Multi-Item Extraction

Yosoi handles pages where a selector matches many elements — product cards, article lists, search results — by detecting a repeating container and yielding one item per match.

Auto-discovery

The default: pass a Contract and let the AI find the container.

import yosoi as ys

class Product(ys.Contract):
    name: str = ys.Title()
    price: float = ys.Price()
    rating: str = ys.Rating()

pipeline = ys.Pipeline(ys.auto_config(), contract=Product)

async for item in pipeline.scrape('https://books.toscrape.com'):
    print(item.get('name'), item.get('price'))

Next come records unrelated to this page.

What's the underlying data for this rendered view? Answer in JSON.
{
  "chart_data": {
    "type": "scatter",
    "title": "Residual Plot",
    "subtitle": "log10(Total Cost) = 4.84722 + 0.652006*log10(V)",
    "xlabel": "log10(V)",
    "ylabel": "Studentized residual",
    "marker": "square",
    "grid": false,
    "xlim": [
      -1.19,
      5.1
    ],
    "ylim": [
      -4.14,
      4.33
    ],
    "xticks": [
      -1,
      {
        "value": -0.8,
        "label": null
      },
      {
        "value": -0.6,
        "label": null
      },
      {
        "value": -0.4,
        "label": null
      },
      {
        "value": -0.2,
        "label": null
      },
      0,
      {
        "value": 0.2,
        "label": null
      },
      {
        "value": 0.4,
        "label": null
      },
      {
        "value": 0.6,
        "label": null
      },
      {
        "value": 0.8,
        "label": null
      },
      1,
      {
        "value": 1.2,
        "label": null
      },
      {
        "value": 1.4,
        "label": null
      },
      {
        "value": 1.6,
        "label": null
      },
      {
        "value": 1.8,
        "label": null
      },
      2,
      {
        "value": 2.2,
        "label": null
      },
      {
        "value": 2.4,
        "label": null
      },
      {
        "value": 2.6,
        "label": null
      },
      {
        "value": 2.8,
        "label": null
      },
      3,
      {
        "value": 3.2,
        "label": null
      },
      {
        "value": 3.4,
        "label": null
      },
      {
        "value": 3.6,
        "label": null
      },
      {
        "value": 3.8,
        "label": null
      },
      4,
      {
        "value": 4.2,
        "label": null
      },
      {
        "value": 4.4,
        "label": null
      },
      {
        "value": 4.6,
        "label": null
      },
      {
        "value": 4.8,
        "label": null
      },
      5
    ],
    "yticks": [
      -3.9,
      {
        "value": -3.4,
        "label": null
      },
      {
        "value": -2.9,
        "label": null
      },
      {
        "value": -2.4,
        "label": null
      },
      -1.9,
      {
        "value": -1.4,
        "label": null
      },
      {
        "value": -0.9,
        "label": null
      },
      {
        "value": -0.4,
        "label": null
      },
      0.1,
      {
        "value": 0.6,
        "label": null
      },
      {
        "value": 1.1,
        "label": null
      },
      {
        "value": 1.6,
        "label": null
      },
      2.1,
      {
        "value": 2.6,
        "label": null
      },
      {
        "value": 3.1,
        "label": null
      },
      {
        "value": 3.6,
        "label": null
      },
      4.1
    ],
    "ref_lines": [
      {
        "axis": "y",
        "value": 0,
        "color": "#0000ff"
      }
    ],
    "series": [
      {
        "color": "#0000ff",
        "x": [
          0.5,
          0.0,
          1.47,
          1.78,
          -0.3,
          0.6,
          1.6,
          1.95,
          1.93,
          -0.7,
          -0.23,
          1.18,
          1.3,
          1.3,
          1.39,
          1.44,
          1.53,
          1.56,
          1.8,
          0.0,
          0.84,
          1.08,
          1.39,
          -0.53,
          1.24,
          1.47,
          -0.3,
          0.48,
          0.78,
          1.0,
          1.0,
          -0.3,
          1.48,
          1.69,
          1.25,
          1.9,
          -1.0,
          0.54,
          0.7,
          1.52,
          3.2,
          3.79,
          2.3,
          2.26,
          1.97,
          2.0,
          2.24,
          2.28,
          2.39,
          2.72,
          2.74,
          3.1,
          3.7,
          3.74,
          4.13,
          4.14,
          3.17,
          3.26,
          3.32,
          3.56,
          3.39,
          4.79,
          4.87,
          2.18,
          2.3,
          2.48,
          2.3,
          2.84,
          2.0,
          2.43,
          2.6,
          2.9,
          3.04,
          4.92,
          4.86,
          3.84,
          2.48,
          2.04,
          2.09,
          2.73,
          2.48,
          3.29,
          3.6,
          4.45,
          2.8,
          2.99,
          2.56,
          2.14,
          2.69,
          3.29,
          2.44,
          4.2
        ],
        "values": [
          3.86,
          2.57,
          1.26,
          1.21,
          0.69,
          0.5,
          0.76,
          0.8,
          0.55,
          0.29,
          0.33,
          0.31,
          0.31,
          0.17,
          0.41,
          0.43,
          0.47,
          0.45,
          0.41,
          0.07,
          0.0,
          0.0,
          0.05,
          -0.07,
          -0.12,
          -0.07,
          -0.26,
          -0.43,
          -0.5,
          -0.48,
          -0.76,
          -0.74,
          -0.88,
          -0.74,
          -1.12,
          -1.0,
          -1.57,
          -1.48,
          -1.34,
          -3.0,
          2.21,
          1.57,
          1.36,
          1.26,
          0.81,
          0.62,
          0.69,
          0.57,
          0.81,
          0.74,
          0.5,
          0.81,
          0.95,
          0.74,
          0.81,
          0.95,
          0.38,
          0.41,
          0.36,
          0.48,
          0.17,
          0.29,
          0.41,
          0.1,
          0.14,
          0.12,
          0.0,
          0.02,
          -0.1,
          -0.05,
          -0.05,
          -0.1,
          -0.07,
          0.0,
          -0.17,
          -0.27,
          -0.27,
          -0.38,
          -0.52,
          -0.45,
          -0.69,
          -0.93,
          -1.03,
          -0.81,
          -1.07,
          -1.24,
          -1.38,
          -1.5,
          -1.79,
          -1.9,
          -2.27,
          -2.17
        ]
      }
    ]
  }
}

scrape() is an async generator that yields one ContentMap per item found on the page.

Pinning the Container

If the AI guesses wrong, or you already know the wrapper element, set root on the contract:

class Product(ys.Contract):
    root = ys.css('article.product_pod')

    name: str = ys.Title()
    price: float = ys.Price(hint='Includes £ symbol')

root takes precedence over whatever the AI discovers. Use this when you want deterministic behaviour across runs.

Single-Item Pages

scrape() works the same way on detail pages; it just yields one item. No special handling needed.

class BookDetail(ys.Contract):
    title: str = ys.Title()
    price: float = ys.Price(hint='Includes £ symbol')
    availability: str = ys.Field(description='Stock availability status')

async for item in pipeline.scrape('https://books.toscrape.com/catalogue/a-light-in-the-attic_1000/index.html'):
    print(item)  # yields exactly one item

Saving Output

Pass output_format='json' to persist results. Multi-item pages are saved as {"items": [...]}.

pipeline = ys.Pipeline(config, contract=Product, output_format='json')

FAQs

How does the AI determine the container selector?

It analyzes the page HTML for repeating structural patterns. If the same element type appears multiple times with consistent child structure, it is treated as the container. Providing a hint on your fields improves accuracy.

What if some items are missing fields?

Missing fields return None by default. Annotate the field as T | None in your contract to make this explicit and avoid validation errors.

Can I scrape both a listing page and its detail pages in one pass?

Not directly in a single scrape() call. The typical pattern is to extract URLs from the listing page, then call scrape() again for each detail URL.

What if the AI picks the wrong container and I get one giant item instead of many?

Pin the container with root = ys.css('your.selector') as shown above. Use --debug to inspect the extracted HTML and identify the correct selector.